Die Bundesvereinigung der Deutschen Arbeitgeberverbände (BDA) befürchtet, dass Arbeitnehmer sich künftig an Dritte wenden können, ohne dass es vorher einen innerbetriebliche Lösungsversuch gegeben hat. Nach der geplanten Normänderung könnten Dritte eingeschaltet werden, wenn der Arbeitnehmer keine ausreichende innerbetriebliche Lösung zu erwarten habe. Auch die Arbeitgebervereinigung Nahrung und Genuss e.V. warnt davor, dass Arbeitnehmer den Arbeitgeber auf diese Weise auch grundlos unter Druck setzen und den Ruf eines Unternehmens "in kaum wieder gutzumachender Form" beschädigen könnten. Auch der Arbeitsrechtsausschuss des Deutschen Anwaltvereins (DAV) ist der Auffassung, dass die geplante Änderung nicht Gesetz werden darf. Ein Gesetz müsse einen angemessenen Interessenausgleich schaffen und missbräuchlichen Denunziationen entgegenwirken.

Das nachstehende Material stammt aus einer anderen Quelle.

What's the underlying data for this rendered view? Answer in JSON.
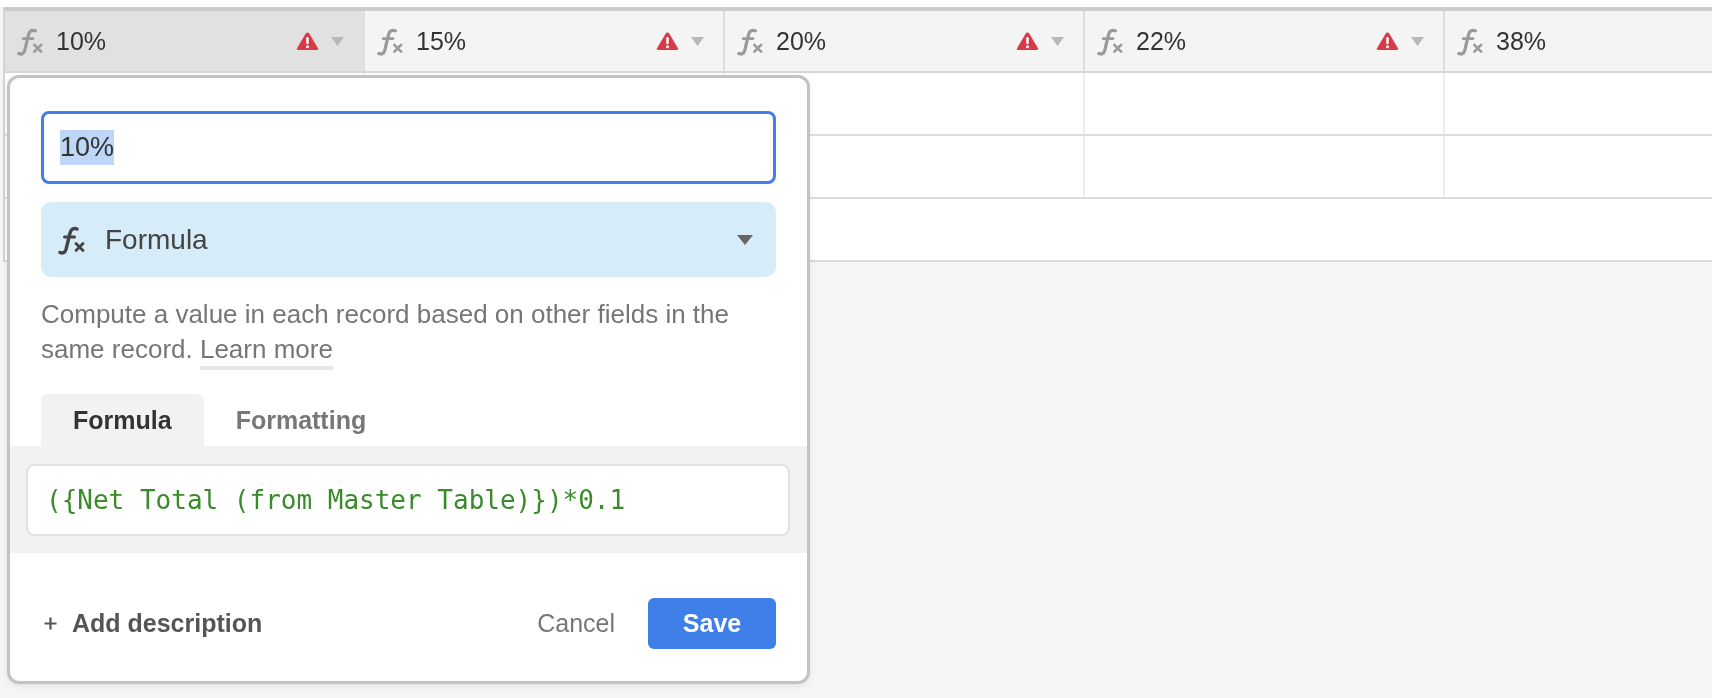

Der Bundesverband der Lebensmittelkontrolleure e.V. hingegen unterstützt "ganz vehement eine Regelung für den Informantenschutz". Der erforderliche Kontrolldruck könne durch die Lebensmittelüberwachung nicht flächendeckend aufgebaut werden. In manchen Bundesländern komme ein Kontrolleur auf 2000 Unternehmen – ohne Hinweisgeber könnten gravierende Mängel nicht aufgedeckt werden. Den Entwurf hält der Verband aber für unzureichend, weil er vor Sanktionen im Arbeitsbereich, etwa Mobbing, nicht schütze. Außerdem ermögliche er nicht die anonyme Meldung von Missständen. Der Verband fordert für die Hinweisgeber eine Wahlmöglichkeit, sich auch außerhalb des Unternehmens zu offenbaren. Eine Wahlmöglichkeit forderten auch die geladenen Experten, der Rechtsanwalt Björn Rohde-Liebenau und Whistleblower-Netzwerk-Vorstand Guido Strack, die beide in der Normänderung keinen wesentlichen Schutz für Hinweisgeber sehen.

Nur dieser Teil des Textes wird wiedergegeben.